Mon père a d’abord été corniste, ma mère était chanteuse amateur, j’avais un frère jazzman. Mon premier instrument, ce fut un accordéon, un petit mais un vrai, offert par ma tante pour le Noël de mes quatre ans. Quarante-huit heures plus tard je jouais tous les airs populaires de l’époque, mais avec la mélodie, l’harmonie et l’accompagnement justes, ce qui a poussé ma famille à me mettre au piano. J’aurais aimé aussi jouer du violoncelle, ou du basson, ou du tuba, qui sont pour moi des instruments spirituels.

A l’époque de Liszt et Chopin, les facteurs et les compositeurs étaient étroitement liés, les avancées techniques des uns étaient poussées par les inventions musicales des autres. Aujourd’hui, même si certains compositeur, Pascal Dusapin par exemple, se mettent à refaire des études pour piano, pensez-vous que la facture du piano puisse encore évoluer ?
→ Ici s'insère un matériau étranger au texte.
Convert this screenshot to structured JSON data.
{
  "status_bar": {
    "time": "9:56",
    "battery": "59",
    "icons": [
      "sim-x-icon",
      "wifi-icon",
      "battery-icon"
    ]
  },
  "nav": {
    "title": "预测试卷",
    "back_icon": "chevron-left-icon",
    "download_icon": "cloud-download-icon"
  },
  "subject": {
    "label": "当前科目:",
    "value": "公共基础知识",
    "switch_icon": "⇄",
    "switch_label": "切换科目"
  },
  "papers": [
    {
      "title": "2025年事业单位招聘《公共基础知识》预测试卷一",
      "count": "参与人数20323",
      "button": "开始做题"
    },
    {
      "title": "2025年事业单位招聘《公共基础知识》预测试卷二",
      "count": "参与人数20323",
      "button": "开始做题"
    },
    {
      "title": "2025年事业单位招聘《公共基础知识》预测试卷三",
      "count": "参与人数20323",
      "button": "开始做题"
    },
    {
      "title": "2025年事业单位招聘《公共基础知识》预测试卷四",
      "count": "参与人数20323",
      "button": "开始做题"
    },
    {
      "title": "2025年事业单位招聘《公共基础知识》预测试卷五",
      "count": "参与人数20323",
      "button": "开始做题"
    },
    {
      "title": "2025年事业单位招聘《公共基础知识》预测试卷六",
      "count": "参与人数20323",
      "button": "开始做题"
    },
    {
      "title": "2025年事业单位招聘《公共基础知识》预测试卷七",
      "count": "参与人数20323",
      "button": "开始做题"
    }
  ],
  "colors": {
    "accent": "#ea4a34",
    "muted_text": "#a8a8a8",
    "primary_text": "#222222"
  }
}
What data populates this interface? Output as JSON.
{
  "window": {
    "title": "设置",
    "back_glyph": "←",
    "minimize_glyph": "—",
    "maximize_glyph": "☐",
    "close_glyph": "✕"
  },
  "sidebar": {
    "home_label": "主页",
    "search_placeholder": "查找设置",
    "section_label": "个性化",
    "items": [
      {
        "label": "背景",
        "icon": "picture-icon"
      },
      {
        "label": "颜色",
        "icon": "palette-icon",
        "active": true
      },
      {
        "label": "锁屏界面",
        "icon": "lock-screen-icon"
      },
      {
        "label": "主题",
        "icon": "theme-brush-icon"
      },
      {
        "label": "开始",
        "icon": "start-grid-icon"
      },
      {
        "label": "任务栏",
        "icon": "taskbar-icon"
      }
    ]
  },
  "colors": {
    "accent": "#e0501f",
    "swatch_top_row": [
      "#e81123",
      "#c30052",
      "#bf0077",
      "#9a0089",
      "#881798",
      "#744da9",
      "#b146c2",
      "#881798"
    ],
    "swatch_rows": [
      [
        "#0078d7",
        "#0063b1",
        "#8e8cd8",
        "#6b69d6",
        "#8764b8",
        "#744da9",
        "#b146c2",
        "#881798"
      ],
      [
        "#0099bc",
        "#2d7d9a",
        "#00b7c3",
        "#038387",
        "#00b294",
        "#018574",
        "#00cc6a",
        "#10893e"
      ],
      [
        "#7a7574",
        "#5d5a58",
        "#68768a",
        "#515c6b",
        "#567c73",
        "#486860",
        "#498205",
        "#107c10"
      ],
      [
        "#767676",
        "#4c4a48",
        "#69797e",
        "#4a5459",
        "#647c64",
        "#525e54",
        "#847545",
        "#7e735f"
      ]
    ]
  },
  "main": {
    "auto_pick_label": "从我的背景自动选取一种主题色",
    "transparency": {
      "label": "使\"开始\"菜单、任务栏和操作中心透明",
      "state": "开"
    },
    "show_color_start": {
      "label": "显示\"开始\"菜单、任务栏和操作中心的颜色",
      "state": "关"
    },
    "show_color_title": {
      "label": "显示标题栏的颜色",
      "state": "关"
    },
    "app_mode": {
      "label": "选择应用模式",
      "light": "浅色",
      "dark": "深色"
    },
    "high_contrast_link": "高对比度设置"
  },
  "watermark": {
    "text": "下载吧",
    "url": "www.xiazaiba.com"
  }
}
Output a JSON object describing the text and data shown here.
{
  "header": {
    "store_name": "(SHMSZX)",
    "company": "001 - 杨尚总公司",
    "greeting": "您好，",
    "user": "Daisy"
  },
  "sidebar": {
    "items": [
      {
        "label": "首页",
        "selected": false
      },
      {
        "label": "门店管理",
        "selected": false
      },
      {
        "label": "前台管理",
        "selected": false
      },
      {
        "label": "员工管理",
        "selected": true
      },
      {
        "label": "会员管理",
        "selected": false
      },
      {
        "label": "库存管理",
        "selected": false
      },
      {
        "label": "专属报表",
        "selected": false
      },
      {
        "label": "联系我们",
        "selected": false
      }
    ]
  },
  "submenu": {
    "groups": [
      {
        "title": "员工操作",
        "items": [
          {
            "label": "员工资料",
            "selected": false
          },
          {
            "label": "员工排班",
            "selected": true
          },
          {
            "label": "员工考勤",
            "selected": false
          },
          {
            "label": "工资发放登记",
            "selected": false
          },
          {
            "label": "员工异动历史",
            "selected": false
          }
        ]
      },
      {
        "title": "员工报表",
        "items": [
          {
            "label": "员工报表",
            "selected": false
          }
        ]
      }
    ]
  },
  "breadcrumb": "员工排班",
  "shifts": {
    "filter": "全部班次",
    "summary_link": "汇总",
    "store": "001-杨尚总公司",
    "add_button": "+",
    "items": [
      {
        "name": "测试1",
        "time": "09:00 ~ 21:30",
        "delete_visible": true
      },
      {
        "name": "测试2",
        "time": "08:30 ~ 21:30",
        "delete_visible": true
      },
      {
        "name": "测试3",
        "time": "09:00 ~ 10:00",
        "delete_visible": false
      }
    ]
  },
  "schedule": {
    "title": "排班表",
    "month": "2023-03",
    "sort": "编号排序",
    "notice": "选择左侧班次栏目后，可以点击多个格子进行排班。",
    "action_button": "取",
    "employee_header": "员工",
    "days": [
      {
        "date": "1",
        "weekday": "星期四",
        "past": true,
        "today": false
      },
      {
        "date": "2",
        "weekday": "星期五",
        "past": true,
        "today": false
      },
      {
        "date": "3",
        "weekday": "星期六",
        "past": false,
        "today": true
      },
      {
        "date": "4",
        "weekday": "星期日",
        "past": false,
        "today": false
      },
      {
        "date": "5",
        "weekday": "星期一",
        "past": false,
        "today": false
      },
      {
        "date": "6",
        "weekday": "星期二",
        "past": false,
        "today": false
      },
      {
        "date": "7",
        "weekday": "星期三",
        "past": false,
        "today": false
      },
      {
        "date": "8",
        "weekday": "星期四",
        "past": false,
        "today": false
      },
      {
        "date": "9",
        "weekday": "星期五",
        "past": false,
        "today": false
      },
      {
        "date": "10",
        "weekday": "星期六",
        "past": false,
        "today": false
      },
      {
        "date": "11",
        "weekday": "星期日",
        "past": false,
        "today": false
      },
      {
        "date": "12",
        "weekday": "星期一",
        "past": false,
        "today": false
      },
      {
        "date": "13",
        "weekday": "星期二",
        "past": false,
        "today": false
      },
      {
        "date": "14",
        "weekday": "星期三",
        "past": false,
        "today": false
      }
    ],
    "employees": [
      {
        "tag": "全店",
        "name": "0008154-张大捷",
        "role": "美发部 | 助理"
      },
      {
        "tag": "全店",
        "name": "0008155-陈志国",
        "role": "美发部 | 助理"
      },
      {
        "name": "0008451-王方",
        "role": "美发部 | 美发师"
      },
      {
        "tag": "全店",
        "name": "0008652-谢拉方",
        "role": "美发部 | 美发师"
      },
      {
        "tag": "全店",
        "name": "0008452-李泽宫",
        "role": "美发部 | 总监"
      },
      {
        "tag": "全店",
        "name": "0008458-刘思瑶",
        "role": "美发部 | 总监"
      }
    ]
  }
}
— Les instruments sont de nos jours soumis à des épreuves terribles, ils sont utilisés dans des salles immenses, alors qu’on sait que Chopin a écrit la plupart de ses œuvres pour qu’on les joue dans l’intimité. C’est pourquoi les pianos de concert, aujourd’hui, sont solides, parfois fermes, mais moins souples que les instruments du XIXe siècle ou même que les Pleyel du début du XXe. J’ai pu jouer des répliques de pianos joués par Chopin et par Ravel : ce sont des instruments qui chantaient, ce qui n’est plus le cas aujourd’hui. Voilà peut-être une amélioration qu’il faudrait apporter.

Qu’aimeriez-vous dire aux jeunes instrumentistes avides de passer des concours ?
Qu’ils prennent leur temps au contraire, qu’ils attendent d’être formés. Quand on entre dans un conservatoire, c’est avant tout pour apprendre. Il faut aller au fond de soi et ne pas se mettre à courir avant de savoir marcher.